You’re going to hurt Momma’s feelings, I thought. Just eat it.

I kicked his foot under the table and shot him a nasty look. Even though he was a year older than me, he didn’t realize how to mask his emotions for the sake of my mom’s feelings. But it was too late.

“Baby, don’t you like your sandwich? I made it the special way,” my mom said as her cheeks turned crimson. For as long as I could remember, she would hide the peanut butter and jelly from our eyes, so she could make it “the special way,” which consisted of mixing the two until they combined into a deep magenta spread.

“Why do we always have the same thing for dinner?” my brother whined. “I want a steak like Daddy makes for me.”

Oh no. Now you’ve really done it, stupid.

“I’m sorry baby, that’s all we have right now,” my mom said almost inaudibly as she got up and walked into the bathroom. The door closed slowly behind her. I leaned back in my chair and sighed. This same ritual happened every time she got upset. She came out after what felt like several hours with runny, black mascara under her eyes and arms that dangled like wet noodles. From the blank expression on her face and the familiar stench that clung to her clothes, I could tell that she had broken into the assortment of pills and marijuana that I discovered in a dented Christmas tin under the sink a few months before. She scooped up my brother and I in an uncomfortable hug and said in an unrecognizable voice, “It’s o.k. baby, I’m all better now.” Later that night, I walked across the apartment complex parking lot and threw the Christmas tin into the stained, black dumpster across the street. I was glad that tomorrow our visit would be over.

My dad was already standing outside when we pulled into the long driveway that led to a three-floor, brick house with pearly white columns in the front. When I hugged my mom goodbye, she whispered in my ear, “I’ll see you in two short weeks, baby.
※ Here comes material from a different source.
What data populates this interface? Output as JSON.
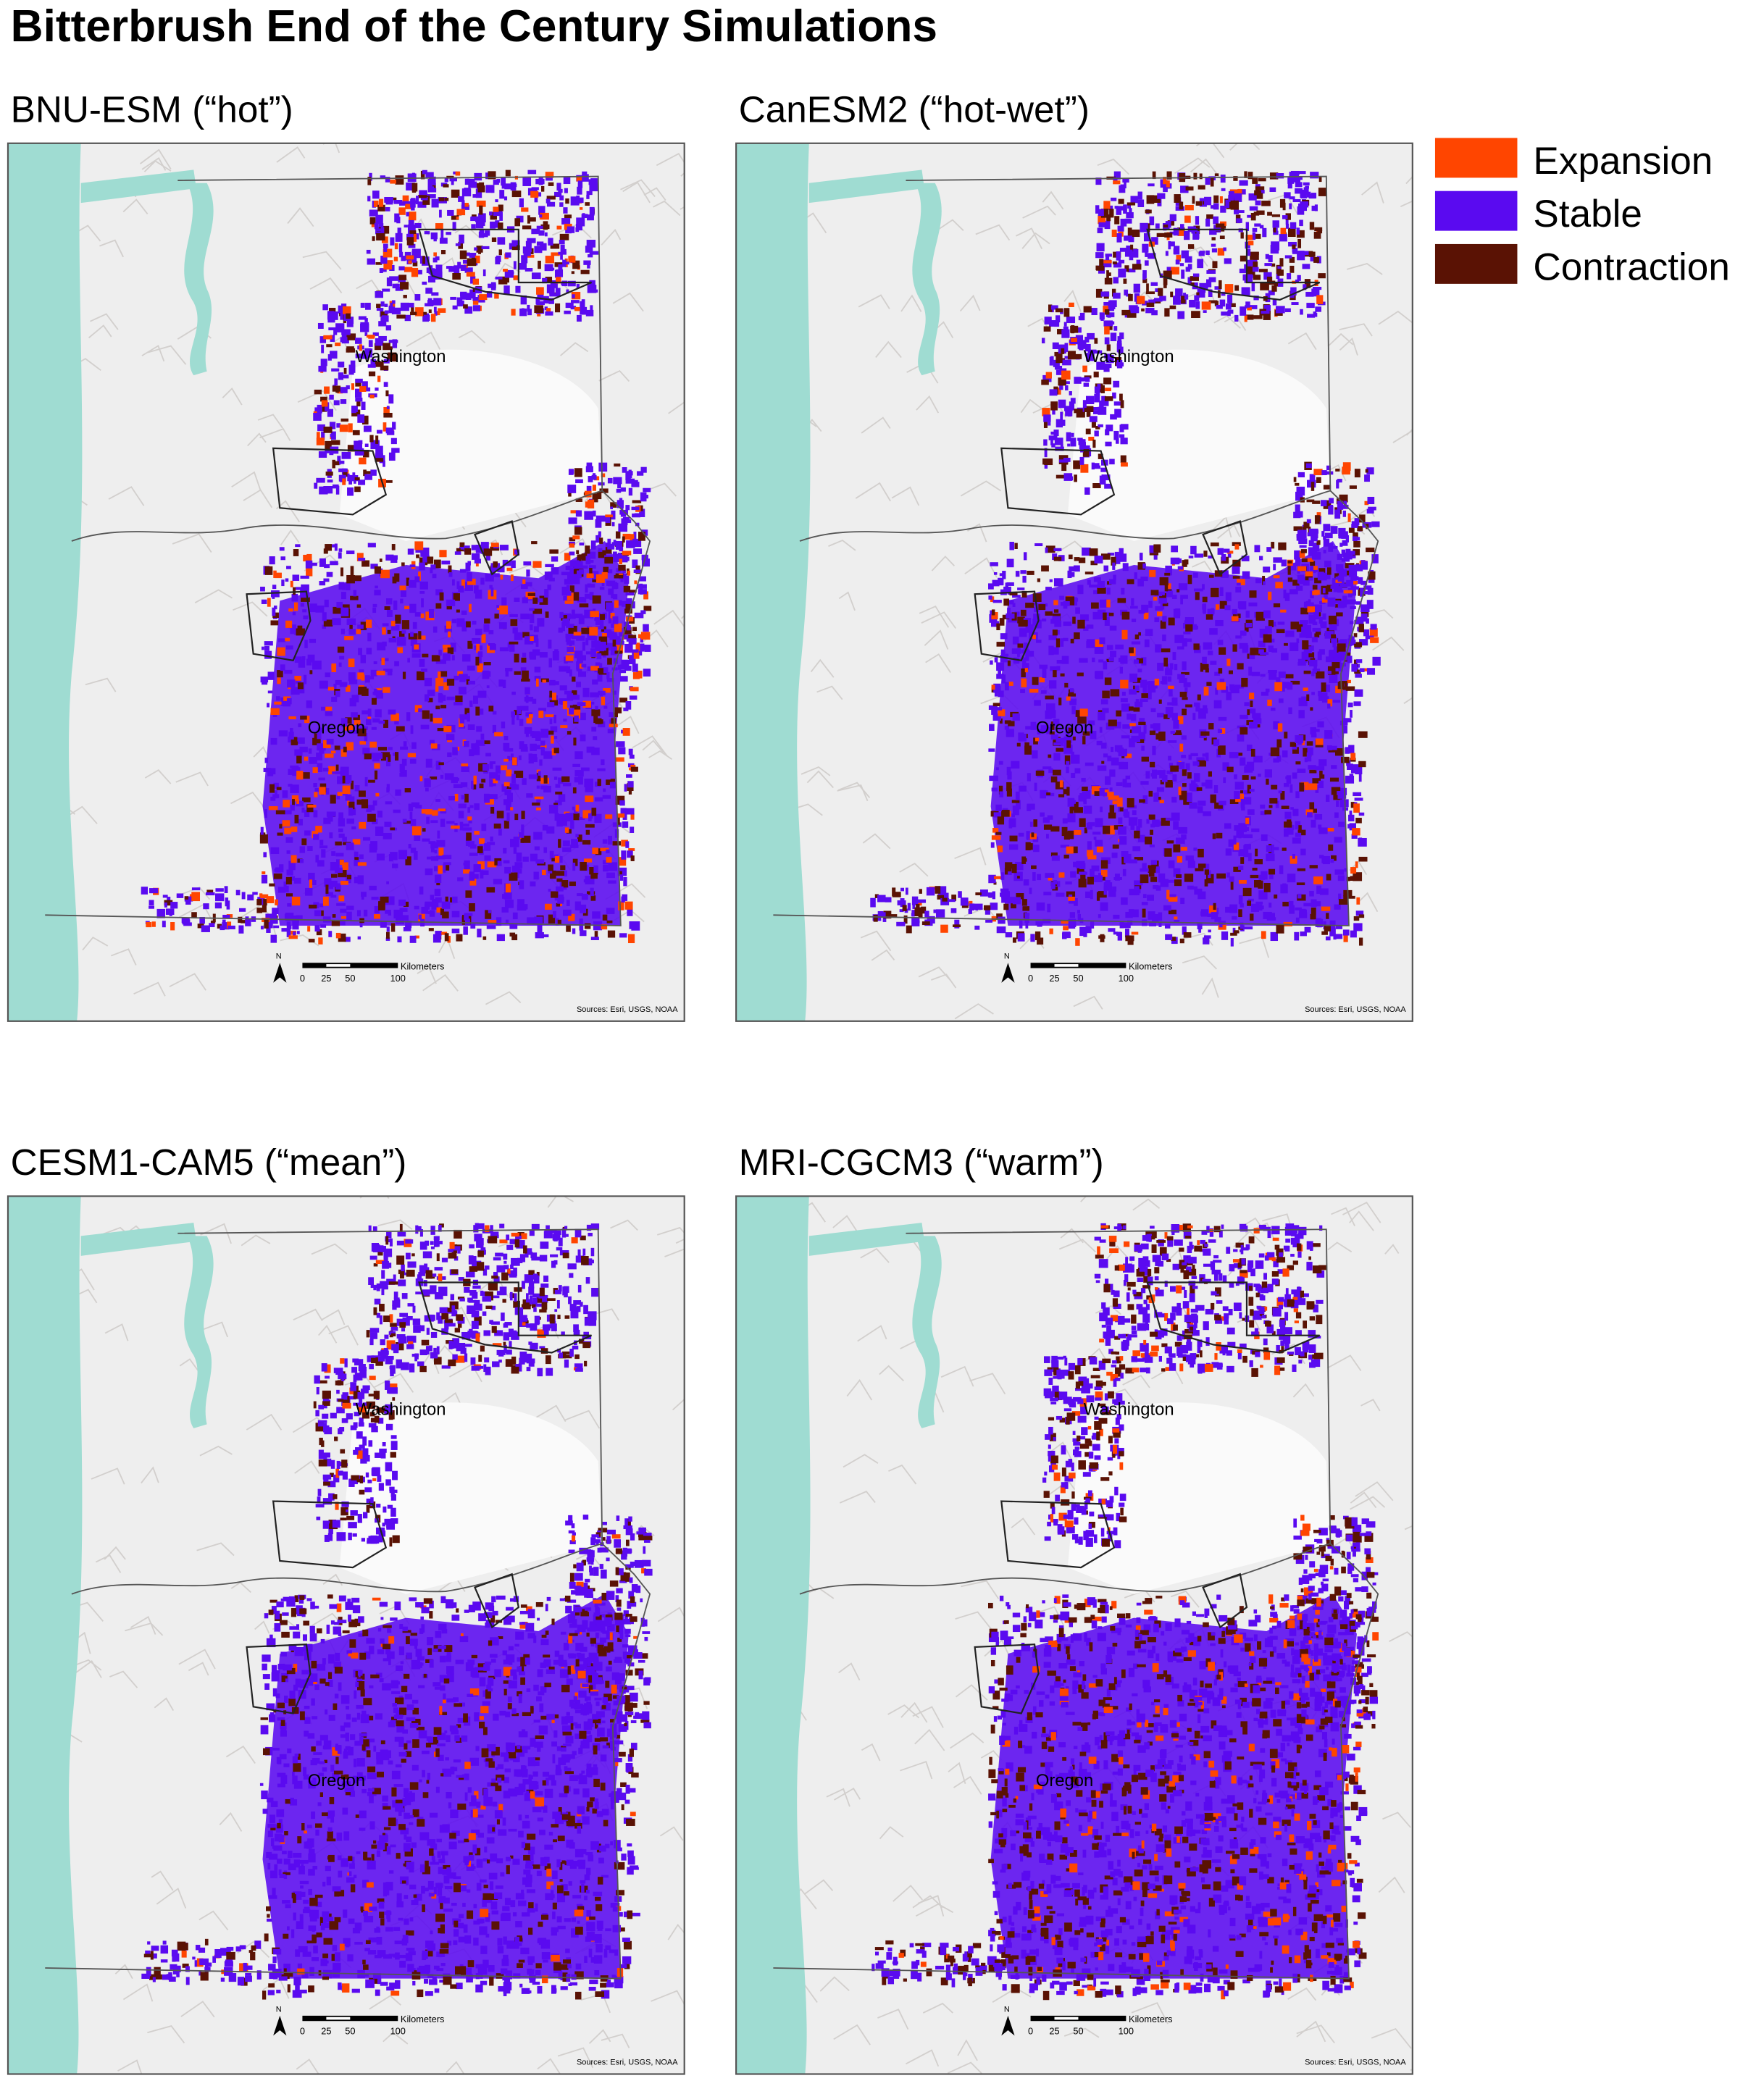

Love you to the moon and back.”

Walking back into my dad and stepmom’s house after spending the weekend with my mom was always like stepping into a different world. They had been divorced since I was two, but I still wasn’t used to it. I traded peanut butter sandwiches for quiche and a rusty basketball hoop for an in-ground pool. Instead of baggy gym shorts I wore Ralph Lauren khakis, and instead of sharing a cramped room with my brother, I had my own room filled with enough toys and books to entertain an entire classroom of kids. I never understood why my dad could buy me a saxophone with the swipe of a card while my mom struggled to pay the rent for her worn-down trailer.

I sighed with relief as I jumped onto my soft, queen size bed that felt like a cloud compared to the narrow mattress I slept on at my mom’s. I began to wonder what she would do tonight. Maybe she would work an extra shift at Applebee’s to earn some extra cash. Maybe she would break down in one of the hysterical sobbing fits that she could no longer hide from her oddly observant son. My pillow was wet with tears as I struggled to understand why my dad wouldn’t help her. Why he slept next to a woman that pretended to be my mom. Why he cut into a juicy steak while she washed down crackers with water out of a stained mug.
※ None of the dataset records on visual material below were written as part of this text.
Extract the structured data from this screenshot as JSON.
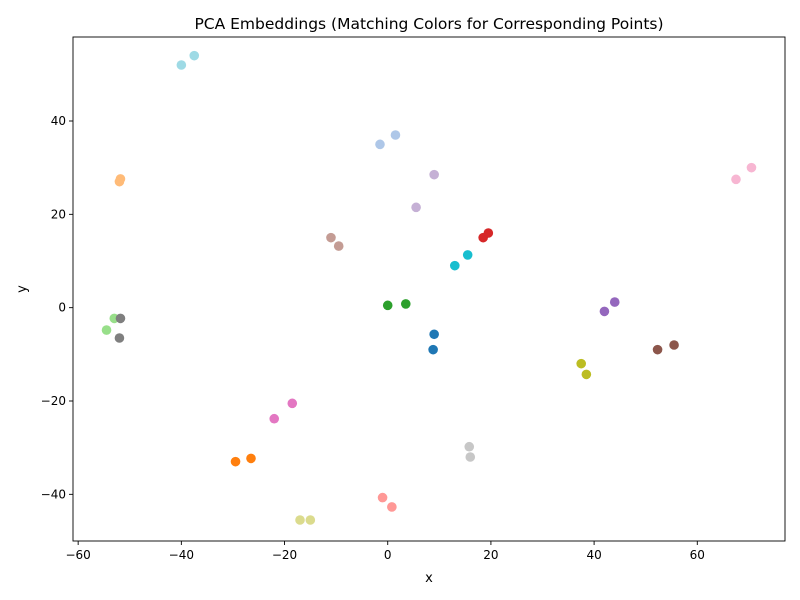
{
  "chart_data": {
    "type": "scatter",
    "title": "PCA Embeddings (Matching Colors for Corresponding Points)",
    "xlabel": "x",
    "ylabel": "y",
    "xlim": [
      -61,
      77
    ],
    "ylim": [
      -50,
      58
    ],
    "xticks": [
      -60,
      -40,
      -20,
      0,
      20,
      40,
      60
    ],
    "yticks": [
      -40,
      -20,
      0,
      20,
      40
    ],
    "grid": false,
    "legend": "none",
    "points": [
      {
        "x": -40.0,
        "y": 52.0,
        "color": "#9edae5"
      },
      {
        "x": -37.5,
        "y": 54.0,
        "color": "#9edae5"
      },
      {
        "x": -1.5,
        "y": 35.0,
        "color": "#aec7e8"
      },
      {
        "x": 1.5,
        "y": 37.0,
        "color": "#aec7e8"
      },
      {
        "x": 9.0,
        "y": 28.5,
        "color": "#c5b0d5"
      },
      {
        "x": 5.5,
        "y": 21.5,
        "color": "#c5b0d5"
      },
      {
        "x": 67.5,
        "y": 27.5,
        "color": "#f7b6d2"
      },
      {
        "x": 70.5,
        "y": 30.0,
        "color": "#f7b6d2"
      },
      {
        "x": -51.8,
        "y": 27.6,
        "color": "#ffbb78"
      },
      {
        "x": -52.0,
        "y": 27.0,
        "color": "#ffbb78"
      },
      {
        "x": -11.0,
        "y": 15.0,
        "color": "#c49c94"
      },
      {
        "x": -9.5,
        "y": 13.2,
        "color": "#c49c94"
      },
      {
        "x": 18.5,
        "y": 15.0,
        "color": "#d62728"
      },
      {
        "x": 19.5,
        "y": 16.0,
        "color": "#d62728"
      },
      {
        "x": 13.0,
        "y": 9.0,
        "color": "#17becf"
      },
      {
        "x": 15.5,
        "y": 11.3,
        "color": "#17becf"
      },
      {
        "x": 0.0,
        "y": 0.5,
        "color": "#2ca02c"
      },
      {
        "x": 3.5,
        "y": 0.8,
        "color": "#2ca02c"
      },
      {
        "x": 9.0,
        "y": -5.7,
        "color": "#1f77b4"
      },
      {
        "x": 8.8,
        "y": -9.0,
        "color": "#1f77b4"
      },
      {
        "x": 44.0,
        "y": 1.2,
        "color": "#9467bd"
      },
      {
        "x": 42.0,
        "y": -0.8,
        "color": "#9467bd"
      },
      {
        "x": -53.0,
        "y": -2.3,
        "color": "#98df8a"
      },
      {
        "x": -54.5,
        "y": -4.8,
        "color": "#98df8a"
      },
      {
        "x": -51.8,
        "y": -2.3,
        "color": "#7f7f7f"
      },
      {
        "x": -52.0,
        "y": -6.5,
        "color": "#7f7f7f"
      },
      {
        "x": 52.3,
        "y": -9.0,
        "color": "#8c564b"
      },
      {
        "x": 55.5,
        "y": -8.0,
        "color": "#8c564b"
      },
      {
        "x": 37.5,
        "y": -12.0,
        "color": "#bcbd22"
      },
      {
        "x": 38.5,
        "y": -14.3,
        "color": "#bcbd22"
      },
      {
        "x": -18.5,
        "y": -20.5,
        "color": "#e377c2"
      },
      {
        "x": -22.0,
        "y": -23.8,
        "color": "#e377c2"
      },
      {
        "x": -29.5,
        "y": -33.0,
        "color": "#ff7f0e"
      },
      {
        "x": -26.5,
        "y": -32.3,
        "color": "#ff7f0e"
      },
      {
        "x": 15.8,
        "y": -29.8,
        "color": "#c7c7c7"
      },
      {
        "x": 16.0,
        "y": -32.0,
        "color": "#c7c7c7"
      },
      {
        "x": -1.0,
        "y": -40.7,
        "color": "#ff9896"
      },
      {
        "x": 0.8,
        "y": -42.7,
        "color": "#ff9896"
      },
      {
        "x": -17.0,
        "y": -45.5,
        "color": "#dbdb8d"
      },
      {
        "x": -15.0,
        "y": -45.5,
        "color": "#dbdb8d"
      }
    ]
  }
}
Eventually exhaustion took over and I dreamed of playing piano in front of a sea of men and women in tuxedos and dresses. When I woke up, I knew what I had to do. All my life, I was told that I inherited every characteristic of my mom. But my grandpa once told me that my dad gave me the “gift of dreams and ambition.” I realized that my mom never talked about her dreams. My young mind, not yet tainted by the burden of maturity, came to the conclusion that one thing could solve all of her problems: the gift of dreams and ambition.

So I jumped out of bed and ran to my basement, where I picked out the biggest Christmas tin I could find. I wrote down my dreams and favorite things, and stuffed them inside. Scribbled music notes covered one piece of paper, representing my dreams of becoming a pianist. Another was blue and decorated with fish stickers, illustrating my dream to learn how to scuba dive. Two short weeks later, I gave my mom the tin without any explanation.

Now you have the gift of dreams and ambition, Momma.